The operating principle of the lining turbine system (1 ) is as follows:
First of all, the cover in the fluid tank (70) is opened so as to add fluid into the system and fluid is poured into the tank. Then, the cover (71) is closed and the system is turned into a closed circuit. The fluid filled here flows to the linings (10) and the heating fins (13) inside the lining (10) are filled with fluid by leaving the tank fluid outlet hole (73), moving in the direction of fluid progression (A).
As the linings (10) heat up after the vehicle starts to operate, the water or fluid in the heating fins (13) heats up and starts to evaporate. Evaporating water or fluid, passes from the steam inlet hole (31) to the turbine steam chamber inlet (32) located in the steam boiler (30) by attaching the steam transport pipes (50) in the direction of steam progression (B). Then, it enters the turbine steam chamber (24) and reaches the turbine blades (23). It advances in the steam channels (21) inside the turbine blades (23) and reaches the nozzles (22). There is a nozzle (22) at the end of each turbine blade (23). It is discharged into the steam boiler (30) from the nozzle (22) at a high speed. The steam coming out of the nozzle (22) at high speed causes the turbine (20) to rotate. Since the turbine (20) is connected to the dynamo (40), the dynamo shaft (25) inside the dynamo enables the dynamo (40) to generate electricity and charging the battery by means of rotation.

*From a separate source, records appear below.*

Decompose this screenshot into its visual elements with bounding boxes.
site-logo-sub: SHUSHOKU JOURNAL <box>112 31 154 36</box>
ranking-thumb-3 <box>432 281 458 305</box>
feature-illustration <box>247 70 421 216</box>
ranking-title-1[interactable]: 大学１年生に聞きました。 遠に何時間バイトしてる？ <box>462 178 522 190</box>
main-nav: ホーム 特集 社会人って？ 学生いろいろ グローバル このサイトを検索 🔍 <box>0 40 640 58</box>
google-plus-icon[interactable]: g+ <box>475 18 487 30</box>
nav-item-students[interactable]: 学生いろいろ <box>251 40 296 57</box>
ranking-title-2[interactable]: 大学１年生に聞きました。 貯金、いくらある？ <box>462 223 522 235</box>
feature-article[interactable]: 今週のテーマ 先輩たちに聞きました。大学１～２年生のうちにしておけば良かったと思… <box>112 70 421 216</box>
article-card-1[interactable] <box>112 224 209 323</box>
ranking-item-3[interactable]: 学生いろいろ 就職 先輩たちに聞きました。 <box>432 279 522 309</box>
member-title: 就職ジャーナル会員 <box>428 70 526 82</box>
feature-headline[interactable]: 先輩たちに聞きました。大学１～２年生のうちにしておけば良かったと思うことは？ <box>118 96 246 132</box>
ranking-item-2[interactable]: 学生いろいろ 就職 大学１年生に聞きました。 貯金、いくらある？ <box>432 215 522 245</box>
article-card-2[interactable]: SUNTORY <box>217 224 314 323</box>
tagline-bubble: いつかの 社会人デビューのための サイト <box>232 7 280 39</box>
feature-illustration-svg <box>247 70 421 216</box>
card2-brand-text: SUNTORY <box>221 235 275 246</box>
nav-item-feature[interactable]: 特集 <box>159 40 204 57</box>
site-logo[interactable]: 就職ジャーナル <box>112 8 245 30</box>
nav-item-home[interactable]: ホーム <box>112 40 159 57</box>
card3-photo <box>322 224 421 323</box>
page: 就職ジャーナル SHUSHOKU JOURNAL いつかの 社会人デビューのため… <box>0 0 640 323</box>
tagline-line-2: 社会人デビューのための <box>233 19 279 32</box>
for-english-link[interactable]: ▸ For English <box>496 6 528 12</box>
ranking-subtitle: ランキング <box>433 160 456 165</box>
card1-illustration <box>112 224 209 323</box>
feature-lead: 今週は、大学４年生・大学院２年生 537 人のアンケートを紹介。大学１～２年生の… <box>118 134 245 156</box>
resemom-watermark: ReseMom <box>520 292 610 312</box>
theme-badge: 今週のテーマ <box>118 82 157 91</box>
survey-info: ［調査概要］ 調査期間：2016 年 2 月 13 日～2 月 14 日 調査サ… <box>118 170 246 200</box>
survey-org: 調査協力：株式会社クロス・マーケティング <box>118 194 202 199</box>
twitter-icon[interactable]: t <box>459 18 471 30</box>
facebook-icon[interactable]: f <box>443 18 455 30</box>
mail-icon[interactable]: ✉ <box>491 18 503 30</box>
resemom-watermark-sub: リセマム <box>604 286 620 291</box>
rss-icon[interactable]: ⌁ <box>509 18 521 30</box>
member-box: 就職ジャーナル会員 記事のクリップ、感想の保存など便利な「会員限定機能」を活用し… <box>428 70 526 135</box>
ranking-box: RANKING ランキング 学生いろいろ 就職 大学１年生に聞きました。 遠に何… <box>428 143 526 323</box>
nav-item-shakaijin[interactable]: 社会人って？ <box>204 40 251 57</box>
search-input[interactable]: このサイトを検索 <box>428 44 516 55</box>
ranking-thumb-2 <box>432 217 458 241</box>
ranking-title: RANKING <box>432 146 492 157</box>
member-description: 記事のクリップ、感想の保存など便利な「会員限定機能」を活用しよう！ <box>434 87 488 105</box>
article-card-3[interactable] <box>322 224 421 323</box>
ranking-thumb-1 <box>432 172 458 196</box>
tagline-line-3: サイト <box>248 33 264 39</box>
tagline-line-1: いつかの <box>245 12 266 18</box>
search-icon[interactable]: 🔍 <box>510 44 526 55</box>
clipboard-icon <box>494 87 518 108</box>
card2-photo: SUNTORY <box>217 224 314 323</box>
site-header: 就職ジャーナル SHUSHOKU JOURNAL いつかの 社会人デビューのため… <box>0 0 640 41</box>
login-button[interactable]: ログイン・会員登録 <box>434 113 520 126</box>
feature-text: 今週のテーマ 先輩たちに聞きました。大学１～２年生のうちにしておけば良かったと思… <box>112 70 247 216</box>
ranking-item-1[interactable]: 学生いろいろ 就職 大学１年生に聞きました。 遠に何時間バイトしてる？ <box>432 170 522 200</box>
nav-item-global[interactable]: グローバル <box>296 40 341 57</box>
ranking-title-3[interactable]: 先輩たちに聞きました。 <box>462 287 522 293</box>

Since the temperature in the steam boiler (30) is at ambient temperature, the water or fluid will become liquid again as it will fall below the evaporation temperature. The water or fluid here comes out of the fluid outlet hole (33) located under the steam boiler (30) and then flows into the fluid tank (70) through the fluid transport pipes (60). The water or fluid in the fluid tank (70) is transmitted to the linings (10) by means of the fluid inlet pipes (60). In this way, the decreasing water or fluid in the linings (10) is completed. These processes continue in the same cycle and ensure that the linings (10) are cooled continuously and electricity is generated by means of the dynamo (40).